Throughout the week we've seen a number of data points released out of the US, pointing to a slowdown in the jobs market, and the question is being asked again - are we in a recession?


Apollo's Chief Economist, Torsten Sløk, wrote a great piece on why the US is not in recession (yet), and why this is the soft landing we have been longing for.


Jim Reid of Deutsche Bank published this chart. What he's showing us is that if we were in a recession, what happens historically, is that we see break in the job numbers - to negative. He points out that so far in this cycle we haven't seen a sub 100,000 print.

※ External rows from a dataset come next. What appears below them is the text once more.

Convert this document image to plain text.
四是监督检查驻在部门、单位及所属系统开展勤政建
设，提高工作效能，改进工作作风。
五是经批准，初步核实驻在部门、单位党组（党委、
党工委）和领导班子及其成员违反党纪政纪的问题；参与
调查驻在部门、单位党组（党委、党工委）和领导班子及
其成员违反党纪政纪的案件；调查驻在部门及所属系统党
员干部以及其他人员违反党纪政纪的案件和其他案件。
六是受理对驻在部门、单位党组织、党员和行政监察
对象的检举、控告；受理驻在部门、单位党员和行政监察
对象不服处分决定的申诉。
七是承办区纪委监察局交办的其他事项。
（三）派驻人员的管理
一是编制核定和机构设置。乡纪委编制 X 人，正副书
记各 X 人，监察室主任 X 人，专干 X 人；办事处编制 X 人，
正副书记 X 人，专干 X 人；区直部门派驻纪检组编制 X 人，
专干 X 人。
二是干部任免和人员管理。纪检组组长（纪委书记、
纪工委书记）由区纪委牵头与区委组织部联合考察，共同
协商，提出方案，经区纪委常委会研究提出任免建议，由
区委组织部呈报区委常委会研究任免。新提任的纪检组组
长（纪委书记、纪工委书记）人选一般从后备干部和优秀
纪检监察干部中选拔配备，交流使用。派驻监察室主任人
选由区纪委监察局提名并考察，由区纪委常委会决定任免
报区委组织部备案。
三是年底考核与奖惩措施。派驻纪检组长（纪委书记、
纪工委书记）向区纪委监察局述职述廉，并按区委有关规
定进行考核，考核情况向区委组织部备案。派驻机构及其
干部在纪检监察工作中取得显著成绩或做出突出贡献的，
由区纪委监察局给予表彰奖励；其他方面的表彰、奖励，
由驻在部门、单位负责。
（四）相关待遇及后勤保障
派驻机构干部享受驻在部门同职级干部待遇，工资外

If we look at all 13 post-WWII US recessions, there is a pretty clear pattern that the start of a recession is heavily aligned to the first month when payrolls turns negative. The good news is that we haven’t hit that level in this cycle and the slowdown last month could have been mostly weather-related. The bad news is that several other (but not all) measures of employment suggest a continued slowdown and more importantly this graph suggests that when you do get the first negative print, it tends to happen out of nowhere and tends to be the start of a trend. So a non-linear move where there’s no real warning of this in the months leading up to it. So it’s hard to use backward data as too much comfort.


Some are referring to this as "The Great Normalisation", which I tend to agree with. Initial unemployment and layoff claims remain low, while productivity growth is up. Furthermore, it’s possible that much of the recent rise in unemployment is down to an increase in the labour force through record migration or continued post-Covid normalisation.


For now, roll your worries into next month.